What about people on the move during meetings? How can we increase their engagement? Participants who need to be mobile during meetings might also benefit from some smart connectivity refinements. Making it easy to flip meeting connections between phones and laptops and back again as needed — all without having to reconnect or disrupt an ongoing meeting — will be invaluable.
A RingCentral study released last year revealed that employees working for companies that foster a “connected culture” are twice as likely to be productive when working from anywhere compared to those that don’t. Companies with a connected culture seamlessly blend effective connectivity with a commitment to supporting work/life balance and provide frequent opportunities for employee interaction.
Sounds ideal. But what if a company hasn’t yet established a connected culture? How can we help? The study points to actions that companies with a connected culture can take to help their remote team members feel more connected. The most common actions cited by employees include frequent employee communication (50%), enhanced collaboration tools (26%), virtual happy hours (24%) and peer chats (22%). Some of these are things you can put into place now.
Enabling great hybrid meetings is a combination of UX design, engaging product features, training, meeting best practices and people learning how to do engaging things with the platform.

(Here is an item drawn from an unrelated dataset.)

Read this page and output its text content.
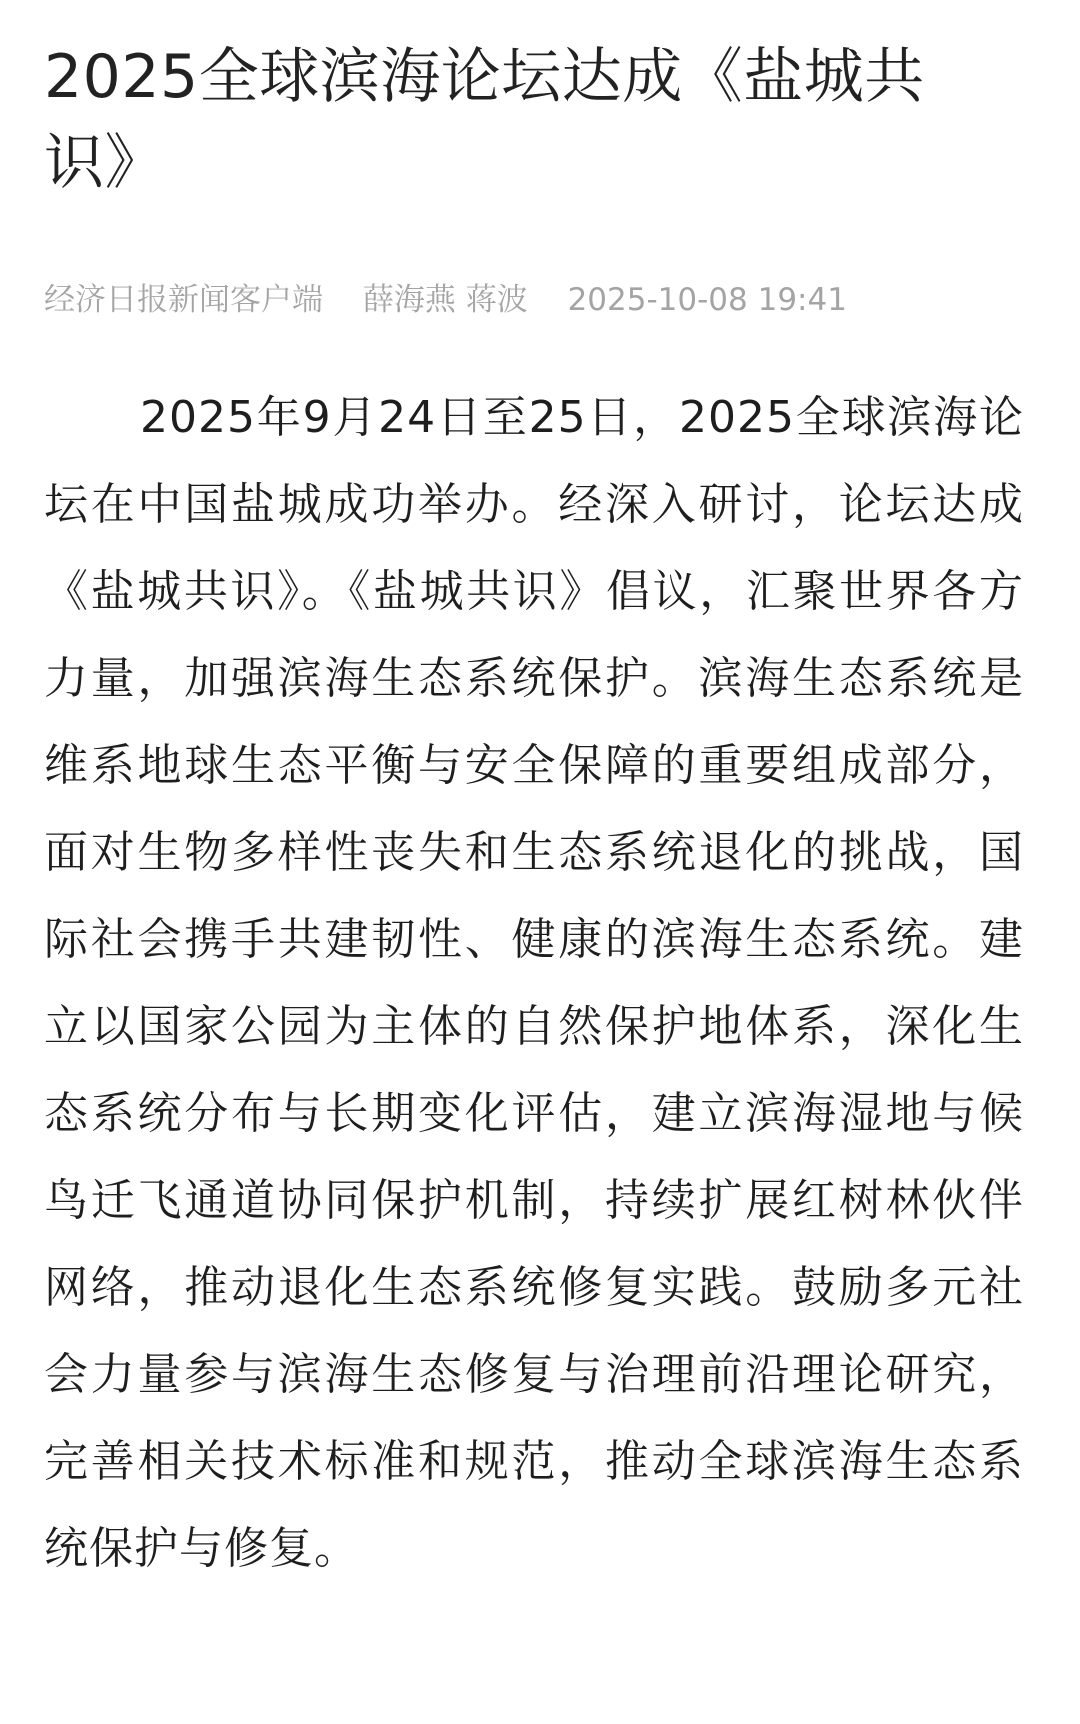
2025全球滨海论坛达成《盐城共识》
经济日报新闻客户端 薛海燕 蒋波 2025-10-08 19:41

2025年9月24日至25日，2025全球滨海论坛在中国盐城成功举办。经深入研讨，论坛达成《盐城共识》。《盐城共识》倡议，汇聚世界各方力量，加强滨海生态系统保护。滨海生态系统是维系地球生态平衡与安全保障的重要组成部分，面对生物多样性丧失和生态系统退化的挑战，国际社会携手共建韧性、健康的滨海生态系统。建立以国家公园为主体的自然保护地体系，深化生态系统分布与长期变化评估，建立滨海湿地与候鸟迁飞通道协同保护机制，持续扩展红树林伙伴网络，推动退化生态系统修复实践。鼓励多元社会力量参与滨海生态修复与治理前沿理论研究，完善相关技术标准和规范，推动全球滨海生态系统保护与修复。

We need to be focused on wrapping our minds around connectivity and building a connected culture. From a product standpoint, we must fulfill all the functional, social and emotional jobs required to run successful hybrid meetings. We must implement these jobs in a highly engaging way to realize our connectivity vision. We never want any meeting participant to feel like they’re not being heard or understood.
Improving hybrid meetings will take a fair amount of time, patience and process change. Which of these changes would you like to see to make your company’s hybrid meetings a more engaging and productive experience?